In una serata di fine giugno, a Tuglie, un gommista ha vissuto un’esperienza terrificante. Mentre si trovava sotto la doccia, una banda di ladri ha fatto irruzione nella sua abitazione, sorprendendolo e rinchiudendolo in bagno. Questo episodio, avvenuto intorno alle 21, ha scatenato una caccia all’uomo per catturare i responsabili.
La banda, composta da almeno cinque individui, ha agito con precisione e rapidità. Dopo aver sorpreso il proprietario di casa, lo hanno costretto a consegnare il telefono cellulare per impedire che chiedesse aiuto. Successivamente, lo hanno rinchiuso a chiave in bagno, dando inizio a una frenetica ricerca di oggetti di valore in tutte le stanze.
Il furto a Tuglie: dettagli e dinamiche
I malviventi hanno rovistato in ogni angolo della casa, portando via denaro, oggetti preziosi e piccoli elettrodomestici.
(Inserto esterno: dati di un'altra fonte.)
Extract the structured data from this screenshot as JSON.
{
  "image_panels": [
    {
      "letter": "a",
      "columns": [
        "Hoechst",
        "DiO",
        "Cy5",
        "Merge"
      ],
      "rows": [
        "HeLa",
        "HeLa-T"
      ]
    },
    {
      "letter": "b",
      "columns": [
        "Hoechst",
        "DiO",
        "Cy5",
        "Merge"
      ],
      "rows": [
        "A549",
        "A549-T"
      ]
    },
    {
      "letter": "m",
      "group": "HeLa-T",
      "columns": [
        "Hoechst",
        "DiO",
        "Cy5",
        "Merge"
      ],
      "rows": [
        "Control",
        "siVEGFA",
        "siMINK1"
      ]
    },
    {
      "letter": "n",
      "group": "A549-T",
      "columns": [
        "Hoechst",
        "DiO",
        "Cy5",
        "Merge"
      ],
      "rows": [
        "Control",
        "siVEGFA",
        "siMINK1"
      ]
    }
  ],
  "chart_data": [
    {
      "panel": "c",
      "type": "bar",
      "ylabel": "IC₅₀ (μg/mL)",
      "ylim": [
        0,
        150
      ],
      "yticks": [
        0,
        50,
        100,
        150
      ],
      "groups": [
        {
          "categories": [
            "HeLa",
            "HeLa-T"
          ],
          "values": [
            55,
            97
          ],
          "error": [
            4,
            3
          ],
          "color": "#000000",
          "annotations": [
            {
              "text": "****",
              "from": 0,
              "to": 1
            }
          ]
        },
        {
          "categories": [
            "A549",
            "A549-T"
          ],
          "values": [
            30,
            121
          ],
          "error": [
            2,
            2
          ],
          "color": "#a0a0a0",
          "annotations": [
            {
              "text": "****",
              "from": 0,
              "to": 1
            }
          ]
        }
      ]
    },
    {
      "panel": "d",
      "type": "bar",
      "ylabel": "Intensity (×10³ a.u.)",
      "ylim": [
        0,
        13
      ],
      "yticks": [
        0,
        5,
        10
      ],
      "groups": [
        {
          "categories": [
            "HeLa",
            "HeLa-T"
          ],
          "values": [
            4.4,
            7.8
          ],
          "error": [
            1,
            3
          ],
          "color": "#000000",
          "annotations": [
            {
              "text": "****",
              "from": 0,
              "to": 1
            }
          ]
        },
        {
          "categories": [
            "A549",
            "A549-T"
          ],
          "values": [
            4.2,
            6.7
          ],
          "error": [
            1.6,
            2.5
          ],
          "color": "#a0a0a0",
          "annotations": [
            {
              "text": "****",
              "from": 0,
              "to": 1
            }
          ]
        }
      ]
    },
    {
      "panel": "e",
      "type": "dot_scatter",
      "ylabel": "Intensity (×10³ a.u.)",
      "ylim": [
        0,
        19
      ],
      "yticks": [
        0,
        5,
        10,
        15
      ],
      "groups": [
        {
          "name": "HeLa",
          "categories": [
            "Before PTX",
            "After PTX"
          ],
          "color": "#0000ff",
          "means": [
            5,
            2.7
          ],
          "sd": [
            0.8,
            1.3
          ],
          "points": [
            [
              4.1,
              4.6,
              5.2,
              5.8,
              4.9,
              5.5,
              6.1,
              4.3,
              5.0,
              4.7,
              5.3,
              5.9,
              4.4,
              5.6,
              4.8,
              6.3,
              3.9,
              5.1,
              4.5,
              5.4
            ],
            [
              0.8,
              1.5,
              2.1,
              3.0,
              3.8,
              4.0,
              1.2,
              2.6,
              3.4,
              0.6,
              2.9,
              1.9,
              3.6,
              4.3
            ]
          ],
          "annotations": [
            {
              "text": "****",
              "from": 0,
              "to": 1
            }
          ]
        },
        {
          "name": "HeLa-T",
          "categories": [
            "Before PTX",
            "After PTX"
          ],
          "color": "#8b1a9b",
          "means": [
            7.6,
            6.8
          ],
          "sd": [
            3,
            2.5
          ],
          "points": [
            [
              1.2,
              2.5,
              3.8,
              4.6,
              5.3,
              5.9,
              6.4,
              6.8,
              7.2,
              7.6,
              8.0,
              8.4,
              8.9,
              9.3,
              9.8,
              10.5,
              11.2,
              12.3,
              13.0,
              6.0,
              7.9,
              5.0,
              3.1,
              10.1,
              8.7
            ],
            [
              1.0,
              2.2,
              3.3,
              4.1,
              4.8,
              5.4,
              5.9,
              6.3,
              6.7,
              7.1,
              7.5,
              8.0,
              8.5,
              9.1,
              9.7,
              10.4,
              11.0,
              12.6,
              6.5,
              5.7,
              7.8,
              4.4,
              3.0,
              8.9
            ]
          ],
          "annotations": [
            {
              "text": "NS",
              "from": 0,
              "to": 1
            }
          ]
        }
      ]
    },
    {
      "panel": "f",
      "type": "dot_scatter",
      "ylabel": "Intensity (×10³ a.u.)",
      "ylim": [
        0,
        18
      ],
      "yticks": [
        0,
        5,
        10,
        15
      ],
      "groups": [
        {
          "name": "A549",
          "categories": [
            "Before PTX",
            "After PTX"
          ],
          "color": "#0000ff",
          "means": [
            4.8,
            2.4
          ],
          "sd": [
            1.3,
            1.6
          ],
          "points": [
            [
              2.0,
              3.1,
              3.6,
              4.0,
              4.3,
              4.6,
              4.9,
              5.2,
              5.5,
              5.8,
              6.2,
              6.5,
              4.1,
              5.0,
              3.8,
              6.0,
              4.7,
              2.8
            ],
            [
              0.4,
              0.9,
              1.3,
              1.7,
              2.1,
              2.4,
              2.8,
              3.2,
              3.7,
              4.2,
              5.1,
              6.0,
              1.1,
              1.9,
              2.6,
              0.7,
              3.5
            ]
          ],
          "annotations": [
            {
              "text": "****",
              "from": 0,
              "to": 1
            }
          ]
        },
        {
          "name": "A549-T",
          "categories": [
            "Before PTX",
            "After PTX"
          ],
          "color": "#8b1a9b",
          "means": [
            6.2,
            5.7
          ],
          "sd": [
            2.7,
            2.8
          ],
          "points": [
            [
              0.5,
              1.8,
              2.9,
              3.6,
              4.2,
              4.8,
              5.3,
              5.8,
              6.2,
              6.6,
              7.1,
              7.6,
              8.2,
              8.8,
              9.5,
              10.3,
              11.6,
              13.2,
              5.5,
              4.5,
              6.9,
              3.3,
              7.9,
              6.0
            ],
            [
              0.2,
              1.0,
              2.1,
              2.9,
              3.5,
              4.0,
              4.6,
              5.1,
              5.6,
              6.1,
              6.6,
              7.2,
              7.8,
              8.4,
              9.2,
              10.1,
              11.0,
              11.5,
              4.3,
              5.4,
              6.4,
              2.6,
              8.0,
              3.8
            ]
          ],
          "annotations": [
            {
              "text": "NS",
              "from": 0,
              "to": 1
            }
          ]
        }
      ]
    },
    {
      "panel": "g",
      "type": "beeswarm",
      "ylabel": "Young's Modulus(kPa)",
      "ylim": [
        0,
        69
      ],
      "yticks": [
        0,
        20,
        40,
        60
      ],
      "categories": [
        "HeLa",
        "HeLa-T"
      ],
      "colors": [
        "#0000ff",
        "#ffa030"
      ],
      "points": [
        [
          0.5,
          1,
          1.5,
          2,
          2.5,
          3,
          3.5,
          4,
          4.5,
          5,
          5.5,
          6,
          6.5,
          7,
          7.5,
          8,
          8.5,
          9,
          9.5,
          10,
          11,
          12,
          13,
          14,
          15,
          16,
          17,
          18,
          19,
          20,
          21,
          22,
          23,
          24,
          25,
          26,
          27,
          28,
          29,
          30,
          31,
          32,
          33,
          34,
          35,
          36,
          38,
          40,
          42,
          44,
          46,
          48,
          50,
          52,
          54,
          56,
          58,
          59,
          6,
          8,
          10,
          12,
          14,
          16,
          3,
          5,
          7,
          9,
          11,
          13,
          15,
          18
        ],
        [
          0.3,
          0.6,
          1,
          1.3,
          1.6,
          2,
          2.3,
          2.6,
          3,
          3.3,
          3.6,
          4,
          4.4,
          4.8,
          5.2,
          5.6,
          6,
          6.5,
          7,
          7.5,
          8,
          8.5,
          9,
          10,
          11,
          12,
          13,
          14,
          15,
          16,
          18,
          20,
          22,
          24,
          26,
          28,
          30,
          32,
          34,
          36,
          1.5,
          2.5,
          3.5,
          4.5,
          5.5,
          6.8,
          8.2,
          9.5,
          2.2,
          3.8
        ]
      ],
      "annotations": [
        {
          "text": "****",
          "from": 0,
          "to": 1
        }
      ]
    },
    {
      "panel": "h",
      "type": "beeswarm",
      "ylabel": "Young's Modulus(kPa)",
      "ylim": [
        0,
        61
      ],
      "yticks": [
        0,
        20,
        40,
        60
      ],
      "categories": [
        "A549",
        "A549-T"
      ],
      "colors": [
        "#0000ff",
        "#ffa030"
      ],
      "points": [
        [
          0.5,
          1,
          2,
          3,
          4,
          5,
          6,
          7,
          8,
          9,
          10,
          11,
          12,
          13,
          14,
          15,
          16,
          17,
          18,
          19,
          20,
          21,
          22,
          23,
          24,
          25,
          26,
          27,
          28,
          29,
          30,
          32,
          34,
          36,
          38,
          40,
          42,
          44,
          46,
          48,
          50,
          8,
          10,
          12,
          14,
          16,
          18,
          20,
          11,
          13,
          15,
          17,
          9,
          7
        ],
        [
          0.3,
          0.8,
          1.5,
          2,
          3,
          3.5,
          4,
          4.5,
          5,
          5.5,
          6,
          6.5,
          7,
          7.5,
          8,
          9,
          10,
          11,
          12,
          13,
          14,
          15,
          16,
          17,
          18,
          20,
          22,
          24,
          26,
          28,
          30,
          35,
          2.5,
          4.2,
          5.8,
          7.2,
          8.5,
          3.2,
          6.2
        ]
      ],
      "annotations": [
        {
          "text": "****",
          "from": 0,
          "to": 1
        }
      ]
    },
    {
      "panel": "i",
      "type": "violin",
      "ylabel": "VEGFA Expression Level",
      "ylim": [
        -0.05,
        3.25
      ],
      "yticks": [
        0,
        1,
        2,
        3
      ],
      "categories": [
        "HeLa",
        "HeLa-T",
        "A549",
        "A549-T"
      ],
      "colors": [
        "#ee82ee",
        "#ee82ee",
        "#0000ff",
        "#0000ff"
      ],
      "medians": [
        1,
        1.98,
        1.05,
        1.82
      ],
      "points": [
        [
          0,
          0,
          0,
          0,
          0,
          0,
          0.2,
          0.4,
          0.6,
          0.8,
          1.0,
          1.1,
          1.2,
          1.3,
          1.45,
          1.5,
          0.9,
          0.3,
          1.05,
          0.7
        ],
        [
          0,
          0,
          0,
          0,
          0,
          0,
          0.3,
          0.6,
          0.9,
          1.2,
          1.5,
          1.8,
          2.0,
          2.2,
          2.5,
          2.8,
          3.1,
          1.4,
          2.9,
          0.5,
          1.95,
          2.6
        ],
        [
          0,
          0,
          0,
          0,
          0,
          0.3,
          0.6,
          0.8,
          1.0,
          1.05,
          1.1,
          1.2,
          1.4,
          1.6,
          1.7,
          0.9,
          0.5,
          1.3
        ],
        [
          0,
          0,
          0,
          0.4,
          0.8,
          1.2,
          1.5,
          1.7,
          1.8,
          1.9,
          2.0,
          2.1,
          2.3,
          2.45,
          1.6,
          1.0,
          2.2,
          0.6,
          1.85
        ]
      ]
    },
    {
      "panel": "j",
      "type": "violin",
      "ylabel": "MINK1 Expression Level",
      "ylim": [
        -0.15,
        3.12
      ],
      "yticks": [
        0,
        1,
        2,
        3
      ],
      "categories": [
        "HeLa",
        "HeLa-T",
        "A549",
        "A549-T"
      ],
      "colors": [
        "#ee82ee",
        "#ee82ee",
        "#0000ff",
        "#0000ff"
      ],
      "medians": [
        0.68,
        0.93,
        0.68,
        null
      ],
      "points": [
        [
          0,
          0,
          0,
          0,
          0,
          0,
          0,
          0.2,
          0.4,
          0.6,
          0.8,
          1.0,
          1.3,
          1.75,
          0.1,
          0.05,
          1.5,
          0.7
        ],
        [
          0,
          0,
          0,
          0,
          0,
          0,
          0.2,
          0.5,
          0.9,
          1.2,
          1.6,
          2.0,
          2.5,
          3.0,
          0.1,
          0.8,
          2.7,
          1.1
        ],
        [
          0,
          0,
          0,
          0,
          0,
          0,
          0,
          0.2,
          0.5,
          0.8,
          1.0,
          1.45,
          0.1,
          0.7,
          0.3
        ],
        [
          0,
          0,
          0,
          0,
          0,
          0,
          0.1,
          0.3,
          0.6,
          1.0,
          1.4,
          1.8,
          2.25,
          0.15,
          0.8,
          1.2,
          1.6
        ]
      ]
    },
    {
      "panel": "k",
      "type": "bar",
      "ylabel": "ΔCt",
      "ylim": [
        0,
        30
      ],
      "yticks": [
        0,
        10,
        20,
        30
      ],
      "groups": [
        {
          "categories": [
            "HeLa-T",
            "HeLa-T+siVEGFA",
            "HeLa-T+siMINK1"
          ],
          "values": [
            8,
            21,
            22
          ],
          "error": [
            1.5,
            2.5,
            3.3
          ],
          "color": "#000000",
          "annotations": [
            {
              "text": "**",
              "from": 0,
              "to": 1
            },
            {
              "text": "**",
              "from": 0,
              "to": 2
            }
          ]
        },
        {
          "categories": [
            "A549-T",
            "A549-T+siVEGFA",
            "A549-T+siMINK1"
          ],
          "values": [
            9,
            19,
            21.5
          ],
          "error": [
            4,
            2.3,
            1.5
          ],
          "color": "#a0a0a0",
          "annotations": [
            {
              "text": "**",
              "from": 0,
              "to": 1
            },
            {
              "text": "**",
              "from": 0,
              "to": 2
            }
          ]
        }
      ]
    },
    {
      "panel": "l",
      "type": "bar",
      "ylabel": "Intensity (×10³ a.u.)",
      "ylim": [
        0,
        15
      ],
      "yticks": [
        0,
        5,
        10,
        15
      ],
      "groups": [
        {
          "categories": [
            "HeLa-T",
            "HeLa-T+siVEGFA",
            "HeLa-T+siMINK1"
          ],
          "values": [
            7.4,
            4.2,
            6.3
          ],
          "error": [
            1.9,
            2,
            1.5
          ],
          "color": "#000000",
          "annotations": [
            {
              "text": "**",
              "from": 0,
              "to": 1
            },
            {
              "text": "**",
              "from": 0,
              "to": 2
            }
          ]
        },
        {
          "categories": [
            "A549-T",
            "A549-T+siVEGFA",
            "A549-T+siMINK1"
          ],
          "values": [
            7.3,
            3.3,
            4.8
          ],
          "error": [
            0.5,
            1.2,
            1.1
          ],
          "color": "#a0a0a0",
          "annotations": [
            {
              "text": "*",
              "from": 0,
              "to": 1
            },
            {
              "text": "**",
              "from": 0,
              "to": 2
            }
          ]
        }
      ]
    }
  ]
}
Il valore della refurtiva, ancora in corso di quantificazione, dovrebbe aggirarsi intorno ai 3-4mila euro.
Non appena i ladri hanno abbandonato l’abitazione, il gommista è riuscito a sfondare la porta del bagno e ha immediatamente allertato i carabinieri utilizzando il suo smartphone, uno degli oggetti che i ladri non erano riusciti a portare via.
Sul posto sono intervenuti i carabinieri della stazione di Sannicola, insieme ai colleghi del Nucleo operativo e radiomobile della compagnia di Gallipoli.
I militari hanno eseguito i rilievi e acquisito le dichiarazioni del gommista, che ha formalizzato una denuncia in caserma stilando un inventario definitivo degli oggetti rubati. Le indagini sono state avviate immediatamente, con l’ipotesi che la banda possa provenire da una provincia limitrofa.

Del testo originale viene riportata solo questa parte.